In order to determine how much carbon is captured in different coffee systems and what that translates into when different types of coffee are traded, we need information about the carbon sequestered per hectare as well as the average yields associated with the different systems.

Studies of carbon sequestration in agricultural systems, especially different management regimes in coffee, are few. However, from those that have been done in recent years, we find that the coffee agroforestry system can capture amounts of carbon that approach or even surpass those fixed by certain forest systems.

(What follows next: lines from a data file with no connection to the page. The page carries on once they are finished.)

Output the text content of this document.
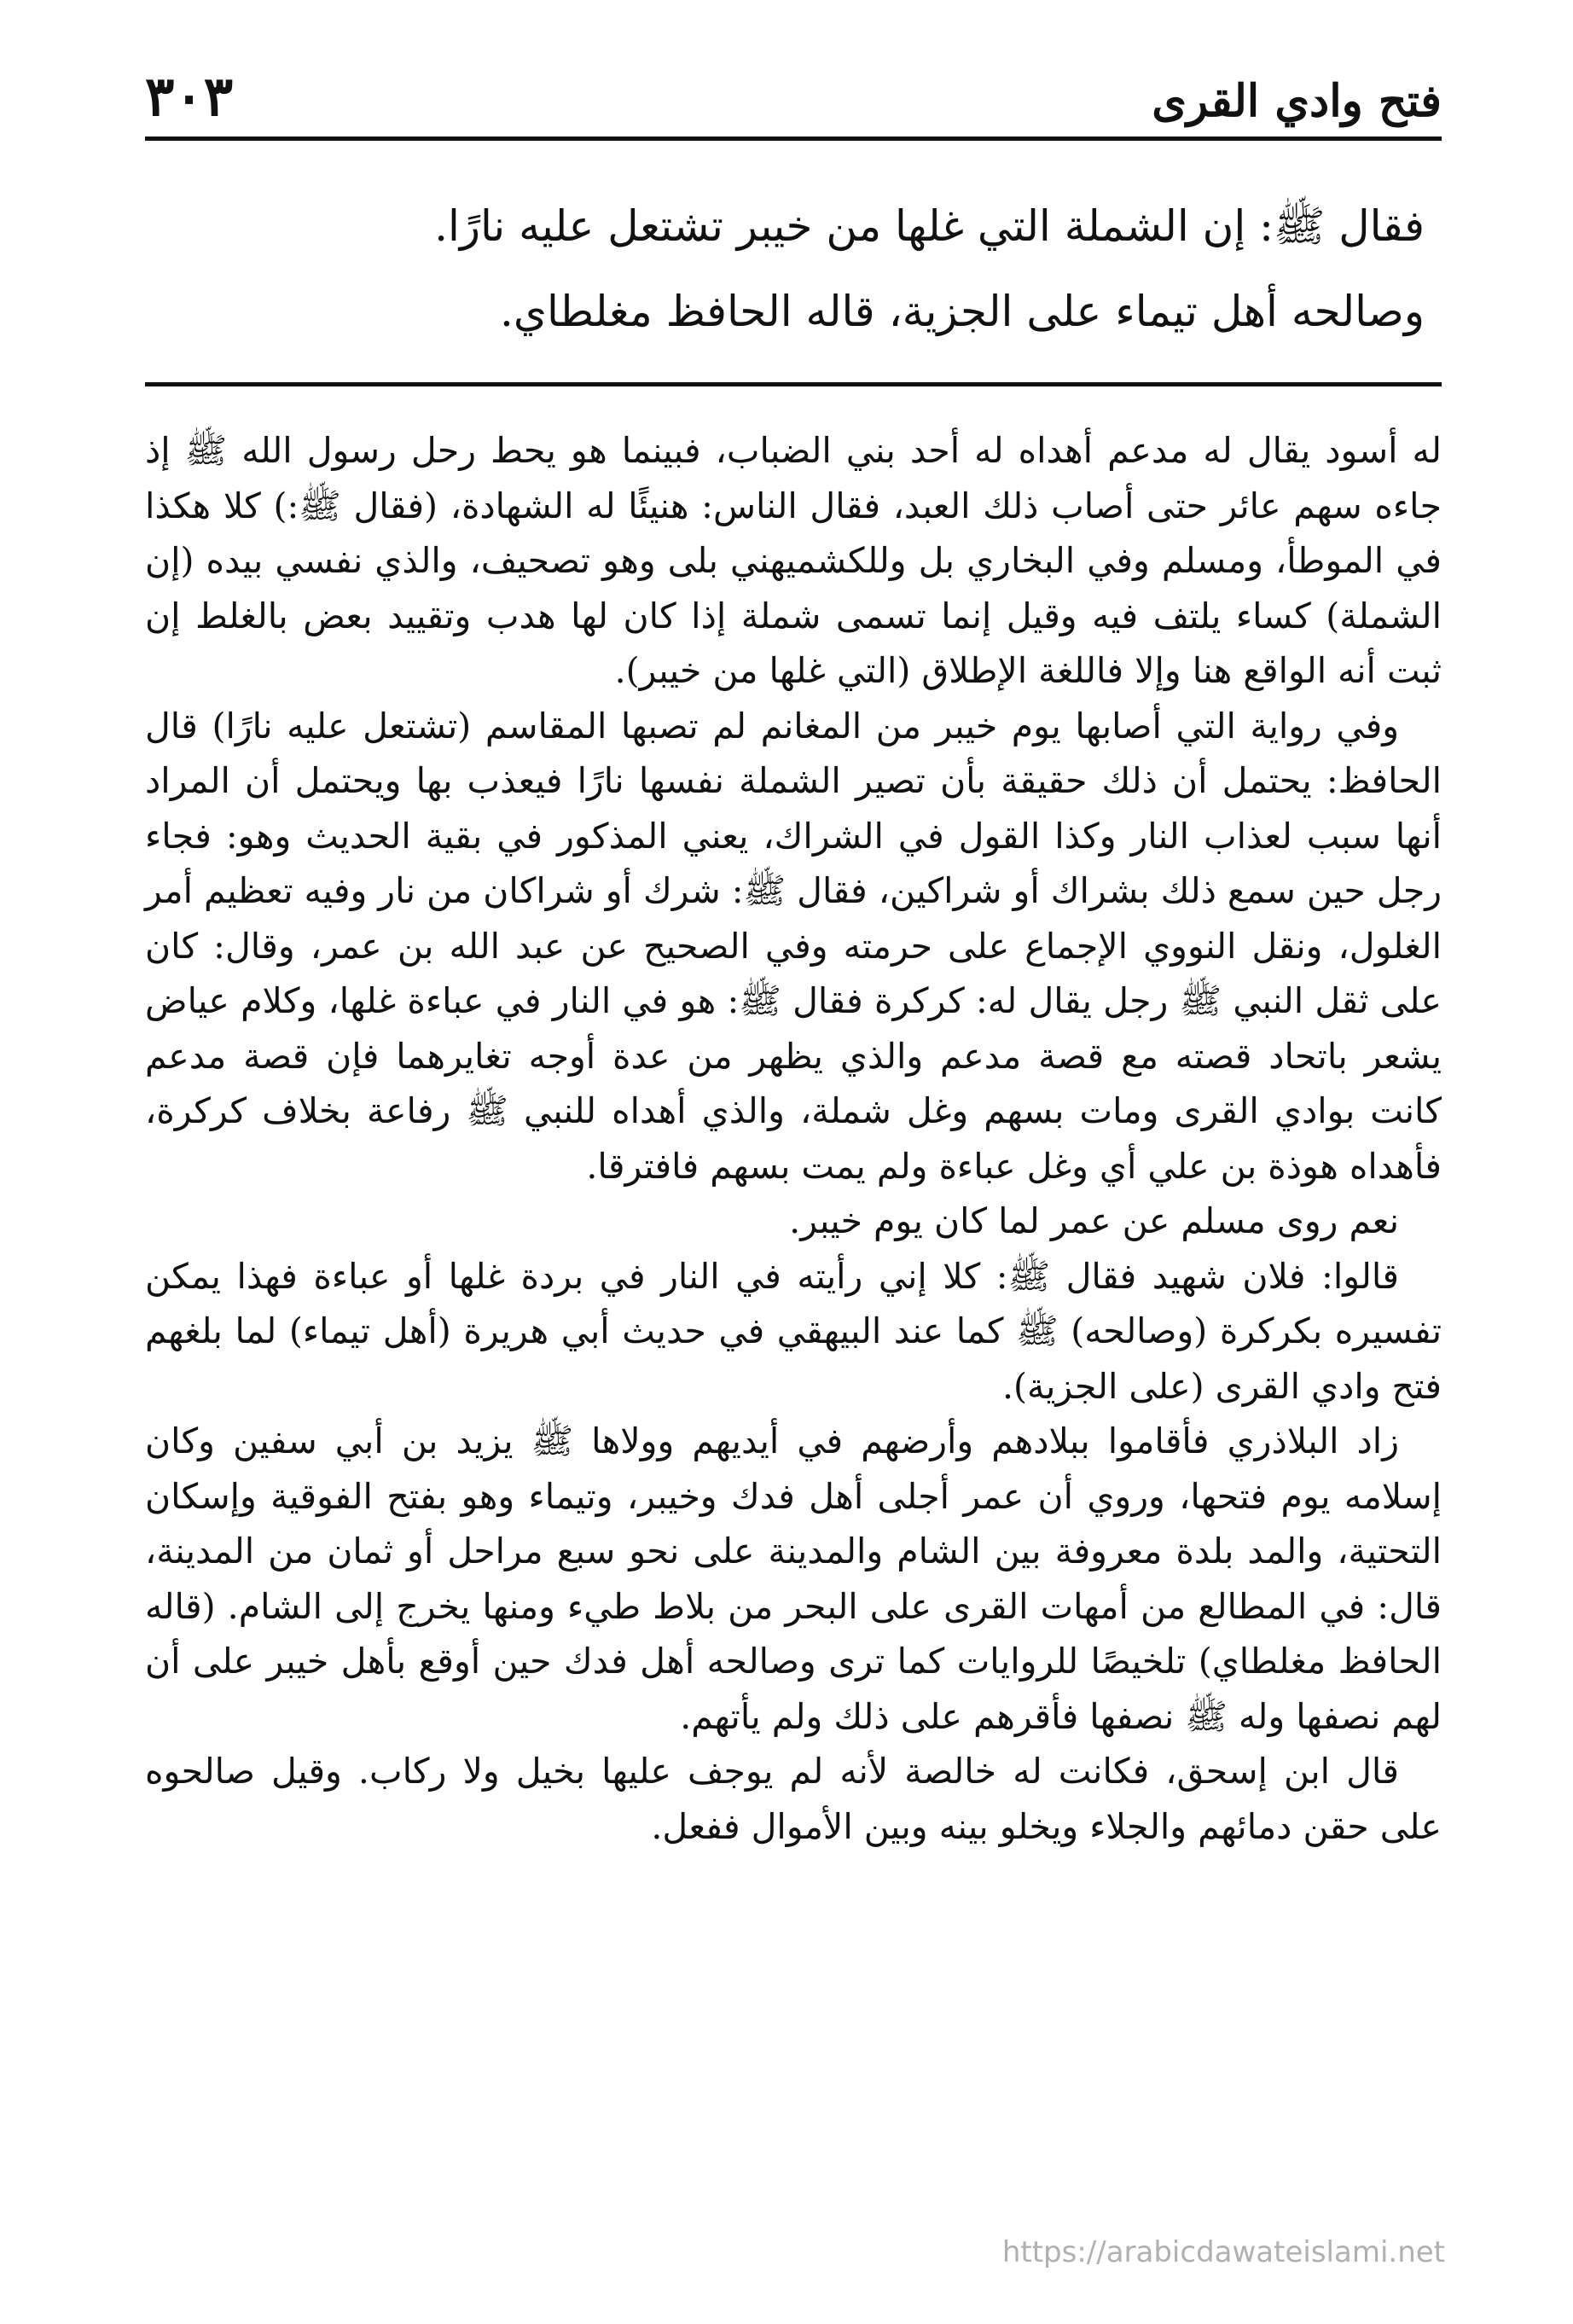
فتح وادي القرى
٣٠٣

فقال ﷺ: إن الشملة التي غلها من خيبر تشتعل عليه نارًا.

وصالحه أهل تيماء على الجزية، قاله الحافظ مغلطاي.

له أسود يقال له مدعم أهداه له أحد بني الضباب، فبينما هو يحط رحل رسول الله ﷺ إذ جاءه سهم عائر حتى أصاب ذلك العبد، فقال الناس: هنيئًا له الشهادة، (فقال ﷺ:) كلا هكذا في الموطأ، ومسلم وفي البخاري بل وللكشميهني بلى وهو تصحيف، والذي نفسي بيده (إن الشملة) كساء يلتف فيه وقيل إنما تسمى شملة إذا كان لها هدب وتقييد بعض بالغلط إن ثبت أنه الواقع هنا وإلا فاللغة الإطلاق (التي غلها من خيبر).

وفي رواية التي أصابها يوم خيبر من المغانم لم تصبها المقاسم (تشتعل عليه نارًا) قال الحافظ: يحتمل أن ذلك حقيقة بأن تصير الشملة نفسها نارًا فيعذب بها ويحتمل أن المراد أنها سبب لعذاب النار وكذا القول في الشراك، يعني المذكور في بقية الحديث وهو: فجاء رجل حين سمع ذلك بشراك أو شراكين، فقال ﷺ: شرك أو شراكان من نار وفيه تعظيم أمر الغلول، ونقل النووي الإجماع على حرمته وفي الصحيح عن عبد الله بن عمر، وقال: كان على ثقل النبي ﷺ رجل يقال له: كركرة فقال ﷺ: هو في النار في عباءة غلها، وكلام عياض يشعر باتحاد قصته مع قصة مدعم والذي يظهر من عدة أوجه تغايرهما فإن قصة مدعم كانت بوادي القرى ومات بسهم وغل شملة، والذي أهداه للنبي ﷺ رفاعة بخلاف كركرة، فأهداه هوذة بن علي أي وغل عباءة ولم يمت بسهم فافترقا.

نعم روى مسلم عن عمر لما كان يوم خيبر.

قالوا: فلان شهيد فقال ﷺ: كلا إني رأيته في النار في بردة غلها أو عباءة فهذا يمكن تفسيره بكركرة (وصالحه) ﷺ كما عند البيهقي في حديث أبي هريرة (أهل تيماء) لما بلغهم فتح وادي القرى (على الجزية).

زاد البلاذري فأقاموا ببلادهم وأرضهم في أيديهم وولاها ﷺ يزيد بن أبي سفين وكان إسلامه يوم فتحها، وروي أن عمر أجلى أهل فدك وخيبر، وتيماء وهو بفتح الفوقية وإسكان التحتية، والمد بلدة معروفة بين الشام والمدينة على نحو سبع مراحل أو ثمان من المدينة، قال: في المطالع من أمهات القرى على البحر من بلاط طيء ومنها يخرج إلى الشام. (قاله الحافظ مغلطاي) تلخيصًا للروايات كما ترى وصالحه أهل فدك حين أوقع بأهل خيبر على أن لهم نصفها وله ﷺ نصفها فأقرهم على ذلك ولم يأتهم.

قال ابن إسحق، فكانت له خالصة لأنه لم يوجف عليها بخيل ولا ركاب. وقيل صالحوه على حقن دمائهم والجلاء ويخلو بينه وبين الأموال ففعل.

https://arabicdawateislami.net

The amounts are quite variable in the different coffee studies, but, on average, a shaded system of coffee (and this includes both "rustic" coffee, with lots of tree diversity provided by trees formerly forming a natural forest, as well as "polyculture" coffee, where the diversity is due to farmers' having planted the shade trees) sequesters about 90 metric tons of carbon per hectare in the above ground biomass (no studies have looked at the amount of carbon in the soil or below ground biomass).

By contrast, a sun coffee plantation captures 12 metric tons of carbon per hectare.

Carbon capture per hectare in shade and sun coffee (in metric tons)

As for yields, the global average for coffee is about 750 kilograms of green coffee per hectare. Shaded systems produce less; sun systems produce more. Taking conservative estimates for yields of the 2 systems, it is safe to assume a yield of 400 kilograms/hectare as an average for shade coffee systems, and 1000 kilograms/hectare for sun coffee.

So, how does all this relate to the coffee trade and the kind of coffee people end up drinking? There is a difference in the amount of carbon being fixed at the farm level, but what about beyond the farm gate? We can determine this by taking a container of coffee as the representational unit. Assume there are 15 metric tons of green coffee in a container.

For a sun system, where 1000 kilograms/hectare is the yield, that means that 15 hectares are needed to fill that container. With 12 metric tons of carbon fixed per hectare in this sun system, that means that 180 metric tons of carbon are being sequestered on the land that produced this coffee (12 x 15 = 180).

For the shade system, where yields are lower, it takes 37.5 hectares to fill the container. Given that 90 metric tons of carbon are fixed per hectare in the shade system, the container represents 3375 metric tons of carbon being captured on the land that produced the coffee. That is nearly 19 times the amount of carbon fixed in the sun coffee system.

Carbon captured when producing a container of coffee in shade and sun

Note* This applies only to the above ground biomass of these systems. It does not account for transport, processing or roasting, nor does it figure in the below ground carbon or the "leakage" in the form of the coffee beans themselves that get harvested.